Why Higher Education Costs Should Be Coming Down

Has anyone thought to ask why higher education costs are rising so much faster than education? We know the reasons in health care--liability, new drugs, new equipment and advanced procedures--but exactly what is causing education costs to go up?

Colleges are perfectly capable of becoming more efficient and productive, in the same way that countless other industries have: through technology. And increasingly, they are. One of the untold stories in higher education is that the cost of teaching is starting to decline, but virtually none of those savings are being passed along to students and parents in the form of lower prices. Instead, colleges are pocketing the difference, even as they continue to jack up tuition bills.


Go read the article, and pay close attention to Virginia Tech's "Math Emporium". It reminds me of the I CAN Learn math program which I've savaged before, but in this case it's implemented correctly.

It’s tempting to see the automation of college teaching as educational malpractice, a ploy to water down instruction and put professors out of work just to save a few bucks. But there’s persuasive evidence that the opposite is true—properly used, technology can make higher education better, not worse. NCAT has been spreading the gospel of course transformation since the late 1990s, when it secured an $8.8 million grant from the Pew Charitable Trusts to pilot the process with thirty colleges. The results were unequivocal: twenty-five colleges saw learning results improve while the other five saw no change. All thirty reduced costs, some by over 70 percent. As the number of NCAT institutions has expanded, they’ve found similar—or even greater—success. (boldface mine--Darren)

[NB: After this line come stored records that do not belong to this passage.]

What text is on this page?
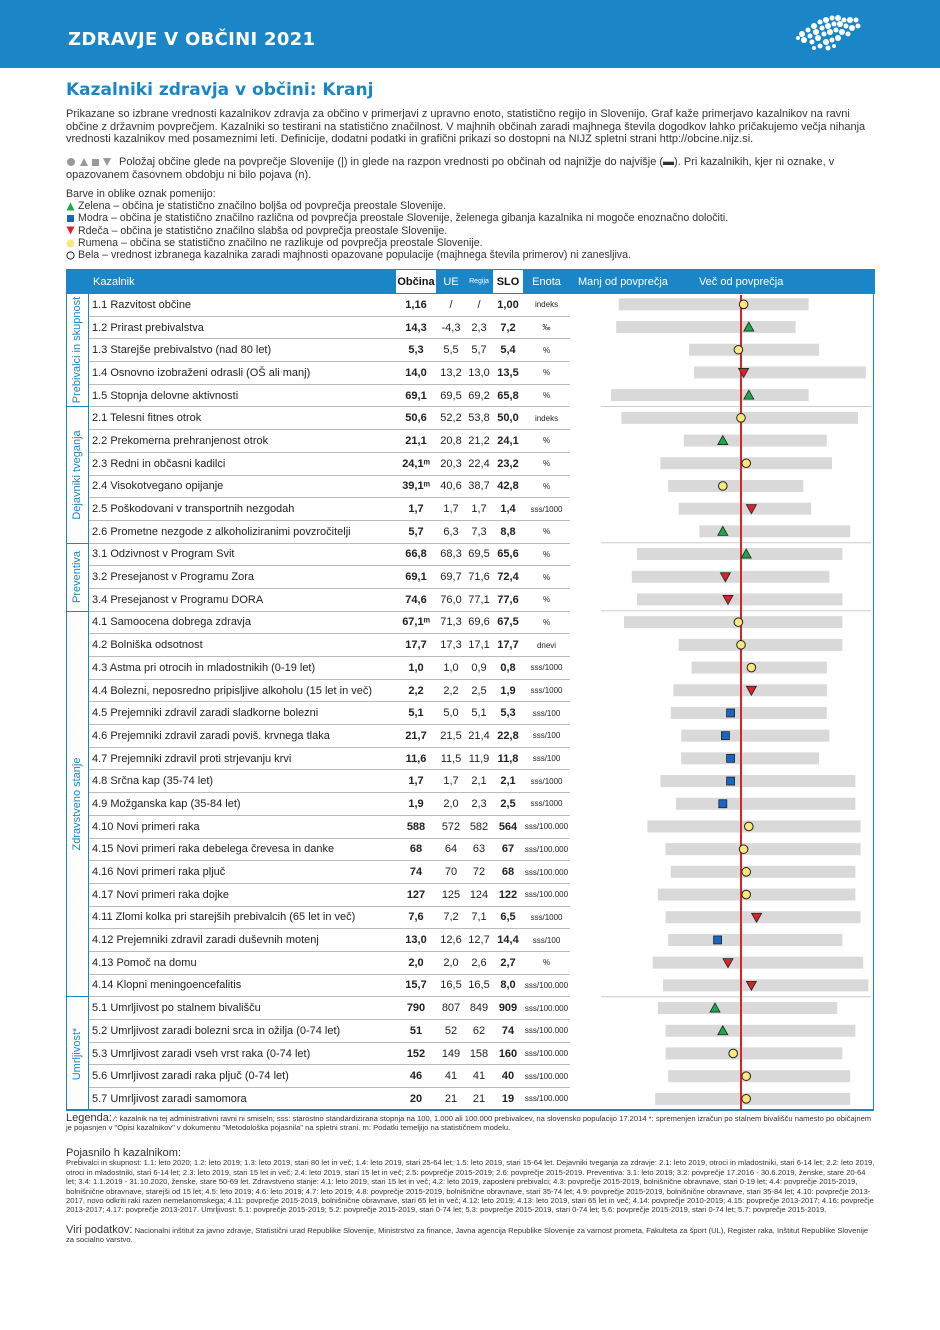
ZDRAVJE V OBČINI 2021
Kazalniki zdravja v občini: Kranj
Prikazane so izbrane vrednosti kazalnikov zdravja za občino v primerjavi z upravno enoto, statistično regijo in Slovenijo. Graf kaže primerjavo kazalnikov na ravni občine z državnim povprečjem. Kazalniki so testirani na statistično značilnost. V majhnih občinah zaradi majhnega števila dogodkov lahko pričakujemo večja nihanja vrednosti kazalnikov med posameznimi leti. Definicije, dodatni podatki in grafični prikazi so dostopni na NIJZ spletni strani http://obcine.nijz.si.
Položaj občine glede na povprečje Slovenije (|) in glede na razpon vrednosti po občinah od najnižje do najvišje (▬). Pri kazalnikih, kjer ni oznake, v opazovanem časovnem obdobju ni bilo pojava (n).
Barve in oblike oznak pomenijo:
Zelena – občina je statistično značilno boljša od povprečja preostale Slovenije.
Modra – občina je statistično značilno različna od povprečja preostale Slovenije, želenega gibanja kazalnika ni mogoče enoznačno določiti.
Rdeča – občina je statistično značilno slabša od povprečja preostale Slovenije.
Rumena – občina se statistično značilno ne razlikuje od povprečja preostale Slovenije.
Bela – vrednost izbranega kazalnika zaradi majhnosti opazovane populacije (majhnega števila primerov) ni zanesljiva.
	Kazalnik	Občina	UE	Regija	SLO	Enota	Manj od povprečja Več od povprečja

Prebivalci in skupnost	1.1 Razvitost občine	1,16	/	/	1,00	indeks	
	1.2 Prirast prebivalstva	14,3	-4,3	2,3	7,2	‰	
	1.3 Starejše prebivalstvo (nad 80 let)	5,3	5,5	5,7	5,4	%	
	1.4 Osnovno izobraženi odrasli (OŠ ali manj)	14,0	13,2	13,0	13,5	%	
	1.5 Stopnja delovne aktivnosti	69,1	69,5	69,2	65,8	%	

Dejavniki tveganja	2.1 Telesni fitnes otrok	50,6	52,2	53,8	50,0	indeks	
	2.2 Prekomerna prehranjenost otrok	21,1	20,8	21,2	24,1	%	
	2.3 Redni in občasni kadilci	24,1ᵐ	20,3	22,4	23,2	%	
	2.4 Visokotvegano opijanje	39,1ᵐ	40,6	38,7	42,8	%	
	2.5 Poškodovani v transportnih nezgodah	1,7	1,7	1,7	1,4	sss/1000	
	2.6 Prometne nezgode z alkoholiziranimi povzročitelji	5,7	6,3	7,3	8,8	%	

Preventiva	3.1 Odzivnost v Program Svit	66,8	68,3	69,5	65,6	%	
	3.2 Presejanost v Programu Zora	69,1	69,7	71,6	72,4	%	
	3.4 Presejanost v Programu DORA	74,6	76,0	77,1	77,6	%	

Zdravstveno stanje	4.1 Samoocena dobrega zdravja	67,1ᵐ	71,3	69,6	67,5	%	
	4.2 Bolniška odsotnost	17,7	17,3	17,1	17,7	dnevi	
	4.3 Astma pri otrocih in mladostnikih (0-19 let)	1,0	1,0	0,9	0,8	sss/1000	
	4.4 Bolezni, neposredno pripisljive alkoholu (15 let in več)	2,2	2,2	2,5	1,9	sss/1000	
	4.5 Prejemniki zdravil zaradi sladkorne bolezni	5,1	5,0	5,1	5,3	sss/100	
	4.6 Prejemniki zdravil zaradi poviš. krvnega tlaka	21,7	21,5	21,4	22,8	sss/100	
	4.7 Prejemniki zdravil proti strjevanju krvi	11,6	11,5	11,9	11,8	sss/100	
	4.8 Srčna kap (35-74 let)	1,7	1,7	2,1	2,1	sss/1000	
	4.9 Možganska kap (35-84 let)	1,9	2,0	2,3	2,5	sss/1000	
	4.10 Novi primeri raka	588	572	582	564	sss/100.000	
	4.15 Novi primeri raka debelega črevesa in danke	68	64	63	67	sss/100.000	
	4.16 Novi primeri raka pljuč	74	70	72	68	sss/100.000	
	4.17 Novi primeri raka dojke	127	125	124	122	sss/100.000	
	4.11 Zlomi kolka pri starejših prebivalcih (65 let in več)	7,6	7,2	7,1	6,5	sss/1000	
	4.12 Prejemniki zdravil zaradi duševnih motenj	13,0	12,6	12,7	14,4	sss/100	
	4.13 Pomoč na domu	2,0	2,0	2,6	2,7	%	
	4.14 Klopni meningoencefalitis	15,7	16,5	16,5	8,0	sss/100.000	

Umrljivost*	5.1 Umrljivost po stalnem bivališču	790	807	849	909	sss/100.000	
	5.2 Umrljivost zaradi bolezni srca in ožilja (0-74 let)	51	52	62	74	sss/100.000	
	5.3 Umrljivost zaradi vseh vrst raka (0-74 let)	152	149	158	160	sss/100.000	
	5.6 Umrljivost zaradi raka pljuč (0-74 let)	46	41	41	40	sss/100.000	
	5.7 Umrljivost zaradi samomora	20	21	21	19	sss/100.000	
Legenda: ⁄: kazalnik na tej administrativni ravni ni smiseln; sss: starostno standardizirana stopnja na 100, 1.000 ali 100.000 prebivalcev, na slovensko populacijo 17.2014 *: spremenjen izračun po stalnem bivališču namesto po običajnem je pojasnjen v "Opisi kazalnikov" v dokumentu "Metodološka pojasnila" na spletni strani. m: Podatki temeljijo na statističnem modelu.
Pojasnilo h kazalnikom:
Prebivalci in skupnost: 1.1: leto 2020; 1.2: leto 2019; 1.3: leto 2019, stari 80 let in več; 1.4: leto 2019, stari 25-64 let; 1.5: leto 2019, stari 15-64 let. Dejavniki tveganja za zdravje: 2.1: leto 2019, otroci in mladostniki, stari 6-14 let; 2.2: leto 2019, otroci in mladostniki, stari 6-14 let; 2.3: leto 2019, stari 15 let in več; 2.4: leto 2019, stari 15 let in več; 2.5: povprečje 2015-2019; 2.6: povprečje 2015-2019. Preventiva: 3.1: leto 2019; 3.2: povprečje 17.2016 - 30.6.2019, ženske, stare 20-64 let; 3.4: 1.1.2019 - 31.10.2020, ženske, stare 50-69 let. Zdravstveno stanje: 4.1: leto 2019, stari 15 let in več; 4.2: leto 2019, zaposleni prebivalci; 4.3: povprečje 2015-2019, bolnišnične obravnave, stari 0-19 let; 4.4: povprečje 2015-2019, bolnišnične obravnave, starejši od 15 let; 4.5: leto 2019; 4.6: leto 2019; 4.7: leto 2019; 4.8: povprečje 2015-2019, bolnišnične obravnave, stari 35-74 let; 4.9: povprečje 2015-2019, bolnišnične obravnave, stari 35-84 let; 4.10: povprečje 2013-2017, novo odkriti raki razen nemelanomskega; 4.11: povprečje 2015-2019, bolnišnične obravnave, stari 65 let in več; 4.12: leto 2019; 4.13: leto 2019, stari 65 let in več; 4.14: povprečje 2010-2019; 4.15: povprečje 2013-2017; 4.16: povprečje 2013-2017; 4.17: povprečje 2013-2017. Umrljivost: 5.1: povprečje 2015-2019; 5.2: povprečje 2015-2019, stari 0-74 let; 5.3: povprečje 2015-2019, stari 0-74 let; 5.6: povprečje 2015-2019, stari 0-74 let; 5.7: povprečje 2015-2019.
Viri podatkov: Nacionalni inštitut za javno zdravje, Statistični urad Republike Slovenije, Ministrstvo za finance, Javna agencija Republike Slovenije za varnost prometa, Fakulteta za šport (UL), Register raka, Inštitut Republike Slovenije za socialno varstvo.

What's proper? I could write an entire essay on it--and show how what I saw of implementation of the I CAN Learn program was totally improper and this method seems OK. For the sake of brevity, though, I'll say that proper would include
1. still having significant professor-student and student-student interaction, as education is a social process,
2. designing a quality course that utilizes the best features of the available technology, not just using computers for their own sake, and
3. use technology in courses where students can reasonably be expected to be self-directed.

The article explains:

The key is letting computers do what they do best—grading multiple-choice tests, providing 24/7 access to text, audio, and video, connecting people to one another at a distance—while retaining the human element when only real people will suffice. The Virginia Tech Math Emporium is staffed twelve hours a day with a combination of upper-division math majors, graduate students, and faculty, each of whom is prepared to help students with any of the Emporium-based courses.

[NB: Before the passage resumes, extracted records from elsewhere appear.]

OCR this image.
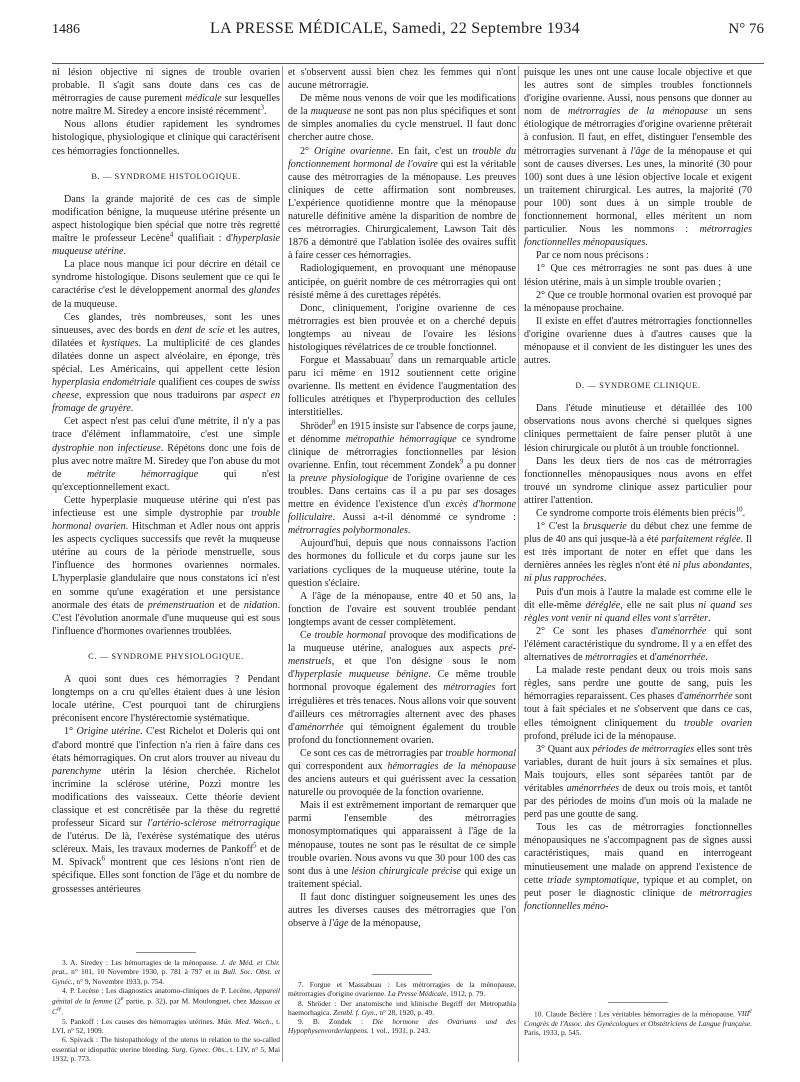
1486	LA PRESSE MÉDICALE, Samedi, 22 Septembre 1934	N° 76

ni lésion objective ni signes de trouble ovarien probable. Il s'agit sans doute dans ces cas de métrorragies de cause purement médicale sur lesquelles notre maître M. Siredey a encore insisté récemment$^3$.

Nous allons étudier rapidement les syndromes histologique, physiologique et clinique qui caractérisent ces hémorragies fonctionnelles.

B. — SYNDROME HISTOLOGIQUE.

Dans la grande majorité de ces cas de simple modification bénigne, la muqueuse utérine présente un aspect histologique bien spécial que notre très regretté maître le professeur Lecène$^4$ qualifiait : d'hyperplasie muqueuse utérine.

La place nous manque ici pour décrire en détail ce syndrome histologique. Disons seulement que ce qui le caractérise c'est le développement anormal des glandes de la muqueuse.

Ces glandes, très nombreuses, sont les unes sinueuses, avec des bords en dent de scie et les autres, dilatées et kystiques. La multiplicité de ces glandes dilatées donne un aspect alvéolaire, en éponge, très spécial. Les Américains, qui appellent cette lésion hyperplasia endométriale qualifient ces coupes de swiss cheese, expression que nous traduirons par aspect en fromage de gruyère.

Cet aspect n'est pas celui d'une métrite, il n'y a pas trace d'élément inflammatoire, c'est une simple dystrophie non infectieuse. Répétons donc une fois de plus avec notre maître M. Siredey que l'on abuse du mot de métrite hémorragique qui n'est qu'exceptionnellement exact.

Cette hyperplasie muqueuse utérine qui n'est pas infectieuse est une simple dystrophie par trouble hormonal ovarien. Hitschman et Adler nous ont appris les aspects cycliques successifs que revêt la muqueuse utérine au cours de la période menstruelle, sous l'influence des hormones ovariennes normales. L'hyperplasie glandulaire que nous constatons ici n'est en somme qu'une exagération et une persistance anormale des états de prémenstruation et de nidation. C'est l'évolution anormale d'une muqueuse qui est sous l'influence d'hormones ovariennes troublées.

C. — SYNDROME PHYSIOLOGIQUE.

A quoi sont dues ces hémorragies ? Pendant longtemps on a cru qu'elles étaient dues à une lésion locale utérine. C'est pourquoi tant de chirurgiens préconisent encore l'hystérectomie systématique.

1° Origine utérine. C'est Richelot et Doleris qui ont d'abord montré que l'infection n'a rien à faire dans ces états hémorragiques. On crut alors trouver au niveau du parenchyme utérin la lésion cherchée. Richelot incrimine la sclérose utérine, Pozzi montre les modifications des vaisseaux. Cette théorie devient classique et est concrétisée par la thèse du regretté professeur Sicard sur l'artério-sclérose métrorragique de l'utérus. De là, l'exérèse systématique des utérus scléreux. Mais, les travaux modernes de Pankoff$^5$ et de M. Spivack$^6$ montrent que ces lésions n'ont rien de spécifique. Elles sont fonction de l'âge et du nombre de grossesses antérieures

et s'observent aussi bien chez les femmes qui n'ont aucune métrorragie.

De même nous venons de voir que les modifications de la muqueuse ne sont pas non plus spécifiques et sont de simples anomalies du cycle menstruel. Il faut donc chercher autre chose.

2° Origine ovarienne. En fait, c'est un trouble du fonctionnement hormonal de l'ovaire qui est la véritable cause des métrorragies de la ménopause. Les preuves cliniques de cette affirmation sont nombreuses. L'expérience quotidienne montre que la ménopause naturelle définitive amène la disparition de nombre de ces métrorragies. Chirurgicalement, Lawson Tait dès 1876 a démontré que l'ablation isolée des ovaires suffit à faire cesser ces hémorragies.

Radiologiquement, en provoquant une ménopause anticipée, on guérit nombre de ces métrorragies qui ont résisté même à des curettages répétés.

Donc, cliniquement, l'origine ovarienne de ces métrorragies est bien prouvée et on a cherché depuis longtemps au niveau de l'ovaire les lésions histologiques révélatrices de ce trouble fonctionnel.

Forgue et Massabuau$^7$ dans un remarquable article paru ici même en 1912 soutiennent cette origine ovarienne. Ils mettent en évidence l'augmentation des follicules atrétiques et l'hyperproduction des cellules interstitielles.

Shröder$^8$ en 1915 insiste sur l'absence de corps jaune, et dénomme métropathie hémorragique ce syndrome clinique de métrorragies fonctionnelles par lésion ovarienne. Enfin, tout récemment Zondek$^9$ a pu donner la preuve physiologique de l'origine ovarienne de ces troubles. Dans certains cas il a pu par ses dosages mettre en évidence l'existence d'un excès d'hormone folliculaire. Aussi a-t-il dénommé ce syndrome : métrorragies polyhormonales.

Aujourd'hui, depuis que nous connaissons l'action des hormones du follicule et du corps jaune sur les variations cycliques de la muqueuse utérine, toute la question s'éclaire.

A l'âge de la ménopause, entre 40 et 50 ans, la fonction de l'ovaire est souvent troublée pendant longtemps avant de cesser complètement.

Ce trouble hormonal provoque des modifications de la muqueuse utérine, analogues aux aspects pré-menstruels, et que l'on désigne sous le nom d'hyperplasie muqueuse bénigne. Ce même trouble hormonal provoque également des métrorragies fort irrégulières et très tenaces. Nous allons voir que souvent d'ailleurs ces métrorragies alternent avec des phases d'aménorrhée qui témoignent également du trouble profond du fonctionnement ovarien.

Ce sont ces cas de métrorragies par trouble hormonal qui correspondent aux hémorragies de la ménopause des anciens auteurs et qui guérissent avec la cessation naturelle ou provoquée de la fonction ovarienne.

Mais il est extrêmement important de remarquer que parmi l'ensemble des métrorragies monosymptomatiques qui apparaissent à l'âge de la ménopause, toutes ne sont pas le résultat de ce simple trouble ovarien. Nous avons vu que 30 pour 100 des cas sont dus à une lésion chirurgicale précise qui exige un traitement spécial.

Il faut donc distinguer soigneusement les unes des autres les diverses causes des métrorragies que l'on observe à l'âge de la ménopause,

puisque les unes ont une cause locale objective et que les autres sont de simples troubles fonctionnels d'origine ovarienne. Aussi, nous pensons que donner au nom de métrorragies de la ménopause un sens étiologique de métrorragies d'origine ovarienne prêterait à confusion. Il faut, en effet, distinguer l'ensemble des métrorragies survenant à l'âge de la ménopause et qui sont de causes diverses. Les unes, la minorité (30 pour 100) sont dues à une lésion objective locale et exigent un traitement chirurgical. Les autres, la majorité (70 pour 100) sont dues à un simple trouble de fonctionnement hormonal, elles méritent un nom particulier. Nous les nommons : métrorragies fonctionnelles ménopausiques.

Par ce nom nous précisons :

1° Que ces métrorragies ne sont pas dues à une lésion utérine, mais à un simple trouble ovarien ;

2° Que ce trouble hormonal ovarien est provoqué par la ménopause prochaine.

Il existe en effet d'autres métrorragies fonctionnelles d'origine ovarienne dues à d'autres causes que la ménopause et il convient de les distinguer les unes des autres.

D. — SYNDROME CLINIQUE.

Dans l'étude minutieuse et détaillée des 100 observations nous avons cherché si quelques signes cliniques permettaient de faire penser plutôt à une lésion chirurgicale ou plutôt à un trouble fonctionnel.

Dans les deux tiers de nos cas de métrorragies fonctionnelles ménopausiques nous avons en effet trouvé un syndrome clinique assez particulier pour attirer l'attention.

Ce syndrome comporte trois éléments bien précis$^{10}$.

1° C'est la brusquerie du début chez une femme de plus de 40 ans qui jusque-là a été parfaitement réglée. Il est très important de noter en effet que dans les dernières années les règles n'ont été ni plus abondantes, ni plus rapprochées.

Puis d'un mois à l'autre la malade est comme elle le dit elle-même déréglée, elle ne sait plus ni quand ses règles vont venir ni quand elles vont s'arrêter.

2° Ce sont les phases d'aménorrhée qui sont l'élément caractéristique du syndrome. Il y a en effet des alternatives de métrorragies et d'aménorrhée.

La malade reste pendant deux ou trois mois sans règles, sans perdre une goutte de sang, puis les hémorragies reparaissent. Ces phases d'aménorrhée sont tout à fait spéciales et ne s'observent que dans ce cas, elles témoignent cliniquement du trouble ovarien profond, prélude ici de la ménopause.

3° Quant aux périodes de métrorragies elles sont très variables, durant de huit jours à six semaines et plus. Mais toujours, elles sont séparées tantôt par de véritables aménorrhées de deux ou trois mois, et tantôt par des périodes de moins d'un mois où la malade ne perd pas une goutte de sang.

Tous les cas de métrorragies fonctionnelles ménopausiques ne s'accompagnent pas de signes aussi caractéristiques, mais quand en interrogeant minutieusement une malade on apprend l'existence de cette triade symptomatique, typique et au complet, on peut poser le diagnostic clinique de métrorragies fonctionnelles méno-

3. A. Siredey : Les hémorragies de la ménopause. J. de Méd. et Chir. prat., n° 101, 10 Novembre 1930, p. 781 à 797 et in Bull. Soc. Obst. et Gynéc., n° 9, Novembre 1933, p. 754.

4. P. Lecène : Les diagnostics anatomo-cliniques de P. Lecène, Appareil génital de la femme (2e partie, p. 32), par M. Moulonguet, chez Masson et $C^{ie}$.

5. Pankoff : Les causes des hémorragies utérines. Mün. Med. Woch., t. LVI, n° 52, 1909.

6. Spivack : The histopathology of the uterus in relation to the so-called essential or idiopathic uterine bleeding. Surg. Gynec. Obs., t. LIV, n° 5, Mai 1932, p. 773.

7. Forgue et Massabuau : Les métrorragies de la ménopause, métrorragies d'origine ovarienne. La Presse Médicale, 1912, p. 79.

8. Shröder : Der anatomische und klinische Begriff der Metropathia haemorhagica. Zentbl. f. Gyn., n° 28, 1920, p. 49.

9. B. Zondek : Die hormone des Ovariums und des Hypophysenvorderlappens. 1 vol., 1931, p. 243.

10. Claude Béclère : Les véritables hémorragies de la ménopause. VIIIe Congrès de l'Assoc. des Gynécologues et Obstétriciens de Langue française. Paris, 1933, p. 545.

Sadly, though, while this approach has driven down the cost of delivering instruction, VT's tuition has continued to rise. To use a term popular today, this situation is "unsustainable".

2 comments:

Ellen K said...

Until we have true transparency in university budgets, students and parents will have no idea of the true impact of fees on their final bill. Many students pay fees that have innocuous labels, which in turn fund programs and activities that they will never use or need. Likewise, there are programs, such as "women's studies" which do not have the membership to exist, but which are perpetuated by the universities in order to give lipservice to those small but vocal fringe groups. I think that departments should be sustainable after a certain point. What is the necessity of maintaining and paying for a program and staff which hardly ever see a student?

Anonymous said...

I think I told you in an email message why tuition will only rise.